Red capped plover with chicks!
I always consider myself a home body, loving the idea of uninterrupted time in my domestic space. That said, I’m sometimes surprised as to how quickly another space can become home. I’ve been incredibly lucky to have spent the last three weeks in a lovely hexagonal wooden treehouse on Bobbinarring Point also known as Point Leo on the Mornington Peninsula. A house with all the things I love: multiple places to sit, inside and out, following the sun like a cat; wonderful views of trees, birds and bunnies (even thought they are a scourge); thin lipped tea cups; and an amazing kitchen for procrastinatory baking.
The late Margaret Cameron left a bequest for this residency because she believed in the importance of slow reflection and the power that the coast offers for this. I can never quite let myself off the hook in terms of productivity (I still worry I haven’t achieved enough while here), but I do keep reminding myself that this is reading time, seeding time.
While here I’ve read and thought a lot about the voice: thinking about it as an instrument, a vehicle of signification; as subjective gendered bondage; and a tool of transformation. Perhaps more for my own failing memory I’ll list my reading matter below. I’ve unhurriedly pursued a writing course I’m undertaking called Sense Writing, by Madelyn Kent, that combines Feldenkrais with creative writing exercises. Real life has intruded in the form of a few grant proposals, admin and an essay I needed to write, activities that seemed much more pleasant thanks to the environment. I’ve had a number of visitors — wonderful women peers who never cease to inspire me. And of course I have prowled along the oceans edge, amazed at the dramatically shifting tide, fascinated by what lives and dies between land and sea.
And finally I’ve listened: to my own sound fumblings that attempt to express ideas I’ve been imbibing; and to those of the place and space around me. As a little sign off I offer a sound diary.
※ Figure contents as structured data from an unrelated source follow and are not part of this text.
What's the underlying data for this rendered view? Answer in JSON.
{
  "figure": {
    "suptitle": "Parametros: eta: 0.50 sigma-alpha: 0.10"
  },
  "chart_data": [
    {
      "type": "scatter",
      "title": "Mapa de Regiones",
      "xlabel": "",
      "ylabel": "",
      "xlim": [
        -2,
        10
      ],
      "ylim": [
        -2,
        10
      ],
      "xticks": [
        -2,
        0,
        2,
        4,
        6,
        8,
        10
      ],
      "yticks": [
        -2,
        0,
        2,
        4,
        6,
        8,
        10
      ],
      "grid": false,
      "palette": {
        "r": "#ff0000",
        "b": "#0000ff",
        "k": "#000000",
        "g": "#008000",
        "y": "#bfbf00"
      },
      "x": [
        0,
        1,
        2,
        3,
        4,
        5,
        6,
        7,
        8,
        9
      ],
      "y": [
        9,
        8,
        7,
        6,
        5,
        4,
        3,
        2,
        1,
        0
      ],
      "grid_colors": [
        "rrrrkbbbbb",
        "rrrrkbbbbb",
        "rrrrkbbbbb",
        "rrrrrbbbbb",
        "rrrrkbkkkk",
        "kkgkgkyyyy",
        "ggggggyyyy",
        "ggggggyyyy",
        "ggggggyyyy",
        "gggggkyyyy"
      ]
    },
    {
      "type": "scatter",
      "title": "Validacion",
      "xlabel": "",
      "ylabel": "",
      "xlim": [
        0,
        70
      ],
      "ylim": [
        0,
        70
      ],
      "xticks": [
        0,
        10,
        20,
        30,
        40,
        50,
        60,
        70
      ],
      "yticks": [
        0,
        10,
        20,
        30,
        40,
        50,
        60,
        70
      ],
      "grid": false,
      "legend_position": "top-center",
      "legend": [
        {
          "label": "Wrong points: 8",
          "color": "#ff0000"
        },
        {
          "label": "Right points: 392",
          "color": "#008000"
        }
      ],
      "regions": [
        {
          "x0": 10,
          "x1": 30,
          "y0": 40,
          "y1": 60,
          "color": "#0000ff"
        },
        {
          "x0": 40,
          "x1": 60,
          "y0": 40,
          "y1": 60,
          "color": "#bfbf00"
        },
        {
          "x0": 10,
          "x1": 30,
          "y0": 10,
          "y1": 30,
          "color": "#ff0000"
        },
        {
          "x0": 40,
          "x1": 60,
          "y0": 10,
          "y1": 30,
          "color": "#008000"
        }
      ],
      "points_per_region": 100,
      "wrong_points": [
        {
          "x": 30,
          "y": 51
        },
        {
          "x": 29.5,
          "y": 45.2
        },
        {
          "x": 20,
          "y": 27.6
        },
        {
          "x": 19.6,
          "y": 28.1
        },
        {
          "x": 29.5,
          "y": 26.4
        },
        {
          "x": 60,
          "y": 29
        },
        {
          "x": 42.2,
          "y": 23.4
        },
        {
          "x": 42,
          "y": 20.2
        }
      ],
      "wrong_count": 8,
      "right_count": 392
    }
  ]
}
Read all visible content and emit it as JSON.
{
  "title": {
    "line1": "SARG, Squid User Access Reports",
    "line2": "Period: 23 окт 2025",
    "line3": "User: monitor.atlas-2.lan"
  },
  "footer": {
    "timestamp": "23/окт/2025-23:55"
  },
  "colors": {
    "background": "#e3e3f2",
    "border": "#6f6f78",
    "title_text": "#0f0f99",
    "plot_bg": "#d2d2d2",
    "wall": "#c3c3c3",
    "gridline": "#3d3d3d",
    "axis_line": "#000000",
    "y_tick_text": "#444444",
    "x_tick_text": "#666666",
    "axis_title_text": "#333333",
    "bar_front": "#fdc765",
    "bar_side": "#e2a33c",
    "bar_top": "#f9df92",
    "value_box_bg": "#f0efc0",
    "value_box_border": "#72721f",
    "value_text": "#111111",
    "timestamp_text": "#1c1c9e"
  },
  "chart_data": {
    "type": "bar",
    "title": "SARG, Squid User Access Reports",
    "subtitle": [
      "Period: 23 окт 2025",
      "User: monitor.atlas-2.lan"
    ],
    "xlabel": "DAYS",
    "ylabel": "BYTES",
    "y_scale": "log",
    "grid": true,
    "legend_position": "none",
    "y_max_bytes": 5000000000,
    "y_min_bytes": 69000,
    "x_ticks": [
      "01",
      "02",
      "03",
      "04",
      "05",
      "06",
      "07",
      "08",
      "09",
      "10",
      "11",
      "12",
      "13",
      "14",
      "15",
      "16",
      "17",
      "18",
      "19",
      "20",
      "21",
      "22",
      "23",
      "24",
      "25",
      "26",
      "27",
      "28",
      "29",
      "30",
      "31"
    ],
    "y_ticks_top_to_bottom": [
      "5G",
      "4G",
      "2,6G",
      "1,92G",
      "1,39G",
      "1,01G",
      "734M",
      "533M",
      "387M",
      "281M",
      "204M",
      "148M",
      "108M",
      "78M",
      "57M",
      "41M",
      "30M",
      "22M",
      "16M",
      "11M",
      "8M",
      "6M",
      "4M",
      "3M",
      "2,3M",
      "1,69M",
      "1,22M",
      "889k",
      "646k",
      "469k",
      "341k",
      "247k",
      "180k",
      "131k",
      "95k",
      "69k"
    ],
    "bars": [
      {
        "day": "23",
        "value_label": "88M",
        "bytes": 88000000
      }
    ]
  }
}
It is unusual for me to offer raw, untampered field recordings but here’s to changing things up a little and trusting the sounds themselves. (Call it a my own little ‘Presque Rien‘.)
0:00 Sea (different days, different distances)
1:45 5am balcony birds (noisy miners mainly)
3:20 Fridge and freezer interior
4:54 Clock (battery easily removed thank god)
5:16 Amazing metal bowl collection in the kitchen
5:42 Vintage Car day – an endless stream of unleaded engines
6:08 Neighbours (blessedly brief) band practice
6:55 Bobbinarring Point/Point Leo surf
7:30 Balcony birds (various evenings) (Plovers, Magpies, Noisy Miners, Kookaburras and more)
10:30 Seascapes -various distances
Thank you, thank you once again to Chamber Made, the late Margaret Cameron and her family, and the incredible land of the Boonwurrung Balag. It’s been a humble honour to call this home for 3 weeks.
PS – on the final morning this little one turned up on the balcony looking in the window at me – just to let me know what I’ll be missing.
Reading List
Connor, S. (1997, September 12). Voice, Technology and the Victorian Ear. Ccience and Culture 1780-1900, Birkbeck College, London.
Dolar, M. (2006). A Voice and Nothing More. MIT Press.
Eckhardt, J. (Ed.). (2018). Grounds for Possible Music. Errant Bodies Press.
Jarman, D. (2018). Modern Nature: The Journals of Derek Jarman, 1989-1990. VIntage Books.
Jarman, D. (Director). (1993). Blue. Zeitgeist Films. https://www.youtube.com/watch?v=6gocfnQ-NxY
Joan La Barbara on Mastering The Voice. (n.d.). [Online video]. https://www.youtube.com/watch?v=NPt5A3mDUGs
Lane, C. (2016). Why Not Our Voices? Women and Music: A Journal of Gender and Culture, 20, 96–110. https://doi.org/10.1353/wam.2016.0006.
Thompson, M. (2016). Feminised Noise and the ‘Dotted Line’ of Sonic Experimentalism. Contemporary Music Review, 35(1), 85–101. https://doi.org/10.1080/07494467.2016.1176773
Vallee (, M. (2017). Possibility, Performance, Politics: On the Voice and Transformation. Parallax, 23(3), 330–341. https://doi.org/10.1080/13534645.2017.1339971
Venrooij, E. (2018). Sounding Things Out—A Journey Through Music and Sound Art. Onomatopee 109.3.
Orange House by the Sea Residency is courtesy of Chamber Made and the Estate of Margaret Cameron.
I acknowledge the tradition custodians of the land on which I am currently residing, the Boonwurrung Balag clan of the Kulin Nation. I pay my respect to elders past, present and those to come and offer my sincere gratitude to be able to experience the wonder of their country. Always was, always will be Aboriginal land.